La parabole du visionnaire polonais est claire : ce train, c'est un microcosme, un radeau de la Méduse, où la faune humaine est raillée pour ses ridicules, ses inconséquences, son absurdité, ses œuvres perverses. Le voyage, c'est la vie; une vie stupide, pleine de bruit et de fureur, ne signifiant rien. Vaut-elle la peine d'être vécue? A peine, semble répondre le pessimiste et suicidaire Witkiewicz.
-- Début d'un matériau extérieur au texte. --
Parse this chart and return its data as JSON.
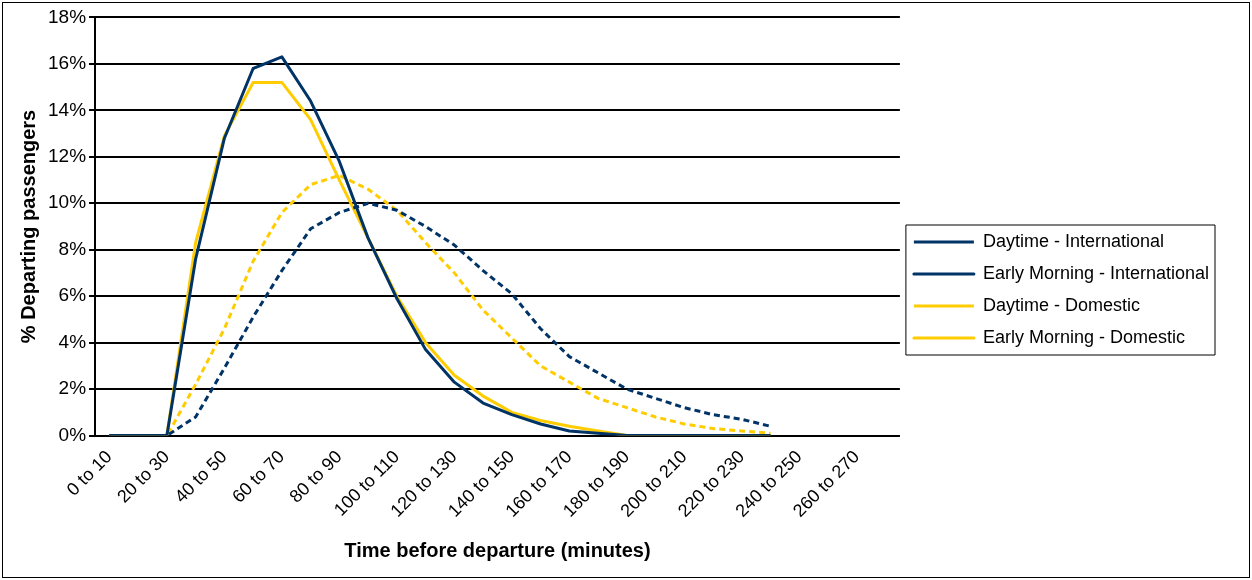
{
  "chart_data": {
    "type": "line",
    "xlabel": "Time before departure (minutes)",
    "ylabel": "% Departing passengers",
    "categories": [
      "0 to 10",
      null,
      "20 to 30",
      null,
      "40 to 50",
      null,
      "60 to 70",
      null,
      "80 to 90",
      null,
      "100 to 110",
      null,
      "120 to 130",
      null,
      "140 to 150",
      null,
      "160 to 170",
      null,
      "180 to 190",
      null,
      "200 to 210",
      null,
      "220 to 230",
      null,
      "240 to 250",
      null,
      "260 to 270",
      null
    ],
    "series": [
      {
        "name": "Daytime - International",
        "color": "#003366",
        "line_style": "dashed",
        "values": [
          0,
          0,
          0,
          0.8,
          2.9,
          5.1,
          7.1,
          8.9,
          9.6,
          10.0,
          9.7,
          9.0,
          8.2,
          7.1,
          6.1,
          4.6,
          3.4,
          2.7,
          2.0,
          1.6,
          1.2,
          0.9,
          0.7,
          0.4,
          null,
          null,
          null,
          null
        ]
      },
      {
        "name": "Early Morning - International",
        "color": "#003366",
        "line_style": "solid",
        "values": [
          0,
          0,
          0,
          7.6,
          12.8,
          15.8,
          16.3,
          14.4,
          11.8,
          8.5,
          5.9,
          3.7,
          2.3,
          1.4,
          0.9,
          0.5,
          0.2,
          0.1,
          0,
          0,
          0,
          0,
          0,
          0,
          null,
          null,
          null,
          null
        ]
      },
      {
        "name": "Daytime - Domestic",
        "color": "#ffcc00",
        "line_style": "dashed",
        "values": [
          0,
          0,
          0,
          2.2,
          4.6,
          7.5,
          9.6,
          10.8,
          11.2,
          10.6,
          9.7,
          8.3,
          7.0,
          5.4,
          4.2,
          3.0,
          2.3,
          1.6,
          1.2,
          0.8,
          0.5,
          0.3,
          0.2,
          0.1,
          null,
          null,
          null,
          null
        ]
      },
      {
        "name": "Early Morning - Domestic",
        "color": "#ffcc00",
        "line_style": "solid",
        "values": [
          0,
          0,
          0,
          8.3,
          12.9,
          15.2,
          15.2,
          13.6,
          11.0,
          8.5,
          6.0,
          4.0,
          2.6,
          1.7,
          1.0,
          0.65,
          0.4,
          0.2,
          0,
          0,
          0,
          0,
          0,
          0,
          null,
          null,
          null,
          null
        ]
      }
    ],
    "ylim": [
      0,
      18
    ],
    "yticks": [
      {
        "value": 0,
        "label": "0%"
      },
      {
        "value": 2,
        "label": "2%"
      },
      {
        "value": 4,
        "label": "4%"
      },
      {
        "value": 6,
        "label": "6%"
      },
      {
        "value": 8,
        "label": "8%"
      },
      {
        "value": 10,
        "label": "10%"
      },
      {
        "value": 12,
        "label": "12%"
      },
      {
        "value": 14,
        "label": "14%"
      },
      {
        "value": 16,
        "label": "16%"
      },
      {
        "value": 18,
        "label": "18%"
      }
    ],
    "grid": "y",
    "legend": "right",
    "marker": "none"
  }
}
Bien « drillée », composée d'artistes méritants, la troupe nancéenne commet cependant trois erreurs qui oblitèrent son travail. Elle pèche d'abord par un dessin trop approximatif des différents caractères mis en présence; ensuite par un excès de criailleries superposées durant plus d'une heure; on a beau se dire qu'un voyage en groupe, en train, en avion, en diligence ou en bateau suscite toujours de l'énervement, de l'effervescence, cette description de l'énervement finit par énerver, d'autant que de trop rares pauses sont ménagées : tout est comme raboté, monocorde, sans « respiration »; un halètement perpetuel qui lasse très vite. On est plus proche de la caricature, un peu courte, que d'une symbolique. C'est dommage, car, répétons-le, la compagnie a certainement mis beaucoup de zèle dans son entreprise. « La Locomotive Folle » dans les limites que nous avons dites, peut donc intéresser les passionnés de théâtre et les inconditionnels de Witkiewicz. Le spectacle se joue jusque samedi.

J.P.

Auteur J.P.

Publication La Libre Belgique

Performance(s) "La Locomotive folle; Concerto"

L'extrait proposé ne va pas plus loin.